This post first appeared on Medium.
This week the music blog Your EDM released their list of 30 Under 30 in EDM. I certainly noticed — only two women made it onto the list (the two sisters, Jahan and Yasmine Yousaf, aka Krewella), and even then they occupied the same single spot.
I don’t want to debate who made the list and who didn’t but what annoyed me about Your EDM’s write up was the author’s obliviousness and lack of acknowledgement that very few women made the cut.
Others have also noted what Your EDM failed to point out. A friend of mine pinged me last night and asked me to offer up some names for 30 women under 30 in dance music. I was stumped. The best I could come up with was a handful of notable female artists (like Nervo or Maya Jane Coles). Even when I expanded my range to any women of any age influencing dance music, my list was still surprisingly thin.
Diving deeper into Your EDM’s 30 Under 30 list, you’ll notice there’s a healthy mix of names that are primarily known as being artists (like Skrillex) as well as those that aren’t known for making music themselves but do a heck of a job as young promoters, label heads and managers (like Jake Udell).
Why are women so under-represented in lists like this and especially as young industry leaders and influencers? How do we get more women onto future lists? Here are some thoughts.
1) Electronic music is made mostly by men.
It’s possible that when the people producing the final product are mostly men, you run the risk of making the industry less attractive to women. This isn’t as far-fetched as it sounds and this same scenario plays out in other industries as well. Perhaps there is common ground between why few women get into electronic music and why women are under-represented in other industries, like tech.
Thinking about it in another way, are there plenty of female artists around, but they just don’t do as well at the elite level? And after Patricia Arquette’s Oscar speech last weekend, I can draw this long bow too — is there a wage imbalance at play? Are women paid less than men at the higher music industry levels? It happens in the movies, so why can’t it happen in music too?
2) EDM is mostly marketed to and consumed by men.
I should preface this by noting that I am not your typical electronic music fan. For starters, I’m a girl. I’m also over 35. I turn up at electronic music events and I feel like the resident grandma. It doesn’t stop me. I have so much enthusiasm and passion for engaging with, consuming and writing about good electronic music.
I have noticed a pattern in the events that I attend — the more underground and less mainstream the event or act, the less likely women are to attend.
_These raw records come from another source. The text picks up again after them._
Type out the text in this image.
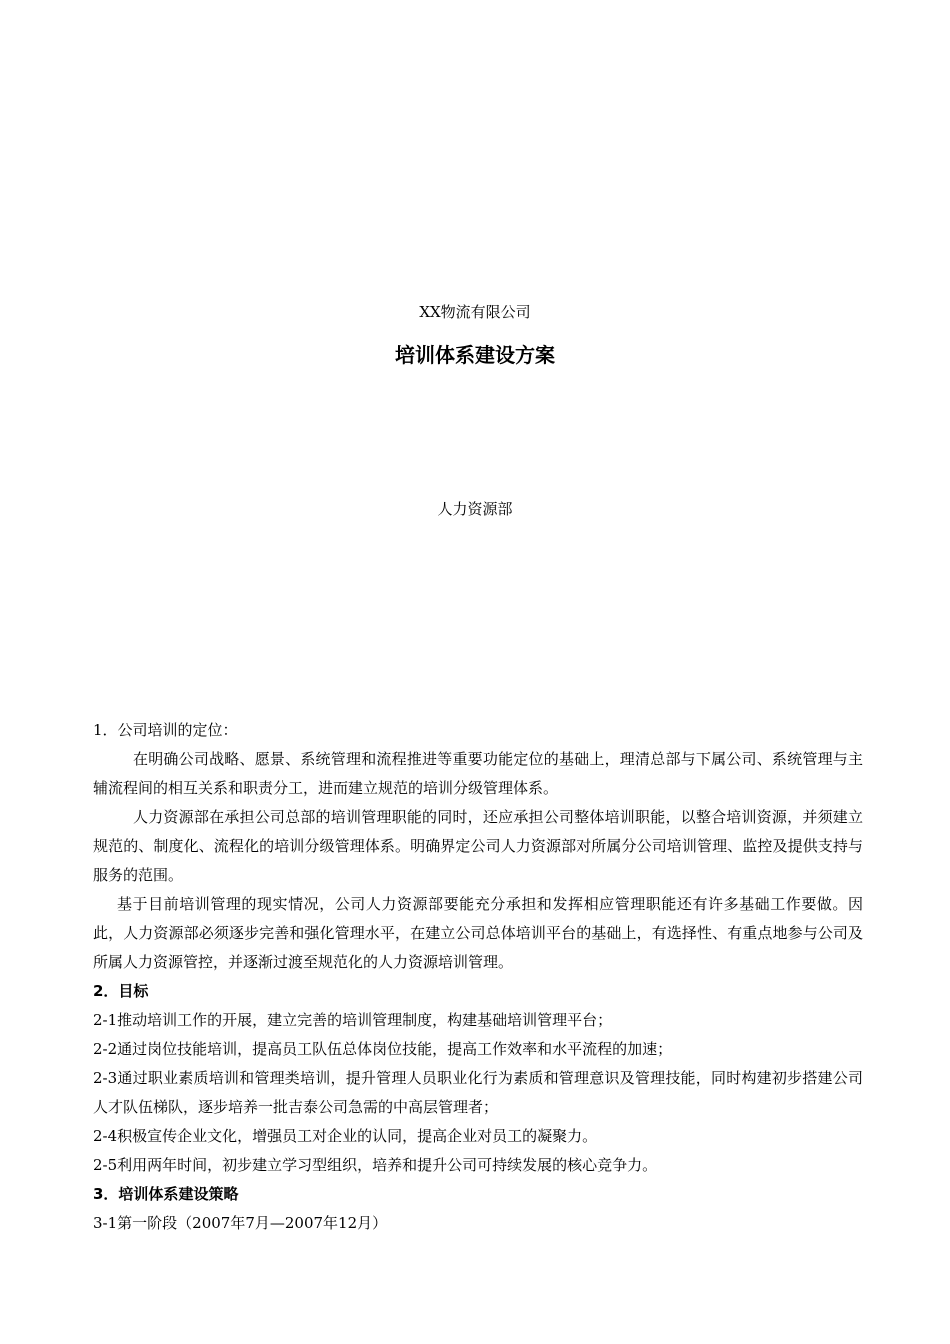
XX物流有限公司
培训体系建设方案
人力资源部

1．公司培训的定位：

在明确公司战略、愿景、系统管理和流程推进等重要功能定位的基础上，理清总部与下属公司、系统管理与主辅流程间的相互关系和职责分工，进而建立规范的培训分级管理体系。

人力资源部在承担公司总部的培训管理职能的同时，还应承担公司整体培训职能，以整合培训资源，并须建立规范的、制度化、流程化的培训分级管理体系。明确界定公司人力资源部对所属分公司培训管理、监控及提供支持与服务的范围。

基于目前培训管理的现实情况，公司人力资源部要能充分承担和发挥相应管理职能还有许多基础工作要做。因此，人力资源部必须逐步完善和强化管理水平，在建立公司总体培训平台的基础上，有选择性、有重点地参与公司及所属人力资源管控，并逐渐过渡至规范化的人力资源培训管理。

2．目标

2-1推动培训工作的开展，建立完善的培训管理制度，构建基础培训管理平台；

2-2通过岗位技能培训，提高员工队伍总体岗位技能，提高工作效率和水平流程的加速；

2-3通过职业素质培训和管理类培训，提升管理人员职业化行为素质和管理意识及管理技能，同时构建初步搭建公司人才队伍梯队，逐步培养一批吉泰公司急需的中高层管理者；

2-4积极宣传企业文化，增强员工对企业的认同，提高企业对员工的凝聚力。

2-5利用两年时间，初步建立学习型组织，培养和提升公司可持续发展的核心竞争力。

3．培训体系建设策略

3-1第一阶段（2007年7月—2007年12月）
It can mean that I’ll show up in Brooklyn somewhere and be seriously outnumbered in the ratio of men to women.
Consuming EDM at festivals or shows usually comes in an environment that’s gritty, loud, very dirty and full of small packs of men. For some women that kind of environment could be mildly annoying at best or viewed as dangerous at worst. I’ve experienced the powerful collective energy the large crowds at these events can generate and while it’s a rush, even I’m intimated sometimes. I can see why women avoid these environments — the fear of being crushed, trampled and injured by the surge of forceful energy in front of a stage is a real one. Women often consume EDM at its sidelines.
It’s a perpetual cycle. If males are more likely to attend and engage with electronic music, then the promotion, marketing and product offering naturally gets aimed at the largest and strongest market. Women get cut out of product-promotion loop.
3) Women, especially younger women, are reluctant to step up and out from traditionally safer industry roles like marketing, promotion or PR.
I have no actual proof of this but I see it happening in other industries like tech. Women, especially younger women, are often drawn to industry roles that rely on soft skills and relationship building, like PR or marketing. When women are younger, they often lack the confidence, the role models, the guts or the support to take on more senior or outlandish roles that might thrust them more into the spotlight. Taking on these senior roles is the catalyst for building influence inside an industry and is what helps propel people onto 30 under 30 lists.
So what’s the answer? How to we get more women onto next year’s 30 under 30 in EDM list? Completely rethinking how EDM is promoted to women to encourage more of them to attend events would likely help. Promoting long-term loyalty and converting young fans into lifelong ones isn’t done well. Most of all the industry needs to better collectively nurture, encourage, mentor and fully get behind the young female talent it already has and what’s waiting in the wings. This applies at an artist level and even more so for women working to influence and build a music career behind the scenes.